Reach-related Energy Consumption in IP-over-WDM 100G Translucent Networks

In this paper we investigate the power consumption of IP-over-WDM optical networks as a function of 100 Gb/s Transponders' (TXPs) transmission reach when the "All-On and the "On-Off" planning approaches are considered. The former considers that transmission devices are kept always on and provides an upper bound to the network power consumption whereas the latter maximizes power savings by switching devices on-off according to daily traffic variations.
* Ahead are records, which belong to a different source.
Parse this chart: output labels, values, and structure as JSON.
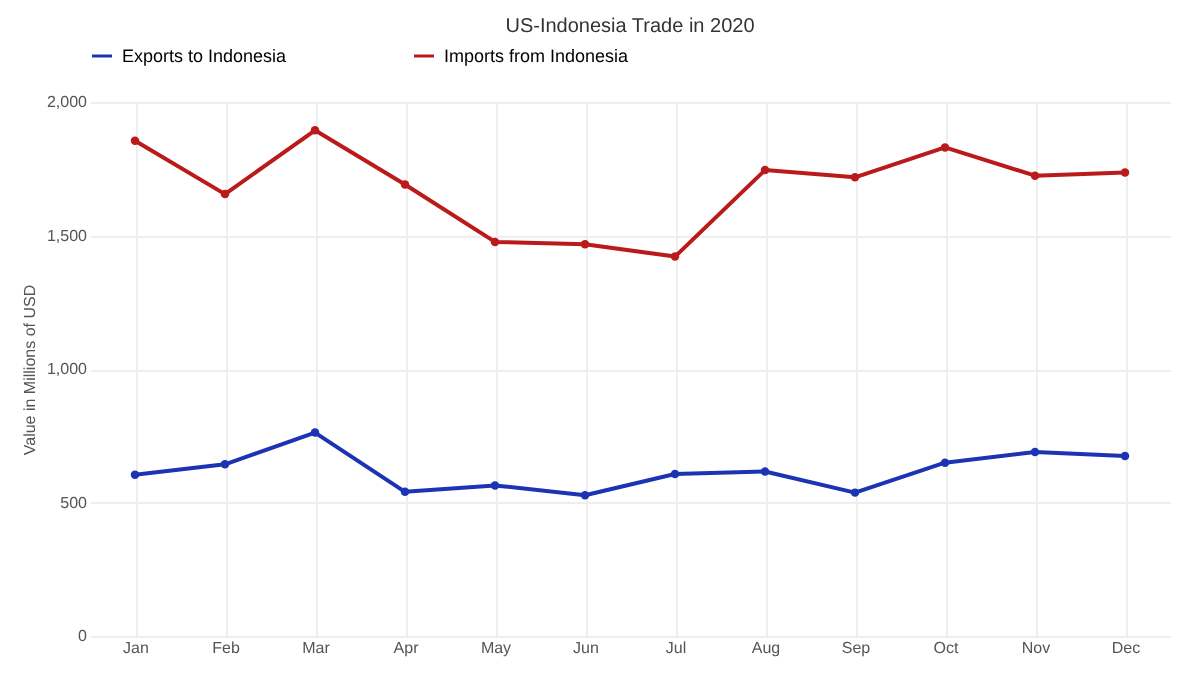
{
  "chart_data": {
    "type": "line",
    "title": "US-Indonesia Trade in 2020",
    "ylabel": "Value in Millions of USD",
    "categories": [
      "Jan",
      "Feb",
      "Mar",
      "Apr",
      "May",
      "Jun",
      "Jul",
      "Aug",
      "Sep",
      "Oct",
      "Nov",
      "Dec"
    ],
    "series": [
      {
        "name": "Exports to Indonesia",
        "color": "#1c34b4",
        "values": [
          604,
          643,
          762,
          540,
          564,
          527,
          607,
          616,
          537,
          649,
          689,
          674
        ]
      },
      {
        "name": "Imports from Indonesia",
        "color": "#bb1a1a",
        "values": [
          1855,
          1655,
          1894,
          1691,
          1476,
          1467,
          1421,
          1745,
          1718,
          1830,
          1724,
          1736
        ]
      }
    ],
    "ylim": [
      0,
      2000
    ],
    "yticks": [
      {
        "value": 0,
        "label": "0"
      },
      {
        "value": 500,
        "label": "500"
      },
      {
        "value": 1000,
        "label": "1,000"
      },
      {
        "value": 1500,
        "label": "1,500"
      },
      {
        "value": 2000,
        "label": "2,000"
      }
    ],
    "grid": true,
    "legend": "top",
    "marker": "circle",
    "line_style": "solid"
  }
}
For both approaches we evaluate the impact of the optical reach when a) two different Multi-Layer design strategies are used, b) the demanded capacity per traffic request increases, and c) 100G TXPs are subject to a future possible power consumption reduction. This analysis has been carried out by using a novel analytical model that captures the increase of TXP power consumption with optical reach. Simulations on an European-like backbone network show that there exists an optical reach that leads to a minimum network power consumption (i.e., optimal reach). Energy savings brought by the optimal reach depend on the total aggregated traffic, the traffic variation during the day, the design strategy and the ratio of the processing costs in terms of Watt/Gb/s between IP and WDM layer. However, the optical reach which guarantees the lowest average consumption during the day in the On-Off planning corresponds to the optimal reach in the All-On scenario. Finally, we show that the benefits of a Multi-Layer design strategy which enables traffic grooming decrease when WDM-layer power consumption decreases and when the demanded capacity per traffic request increases, both for the All-On and the On-Off planning.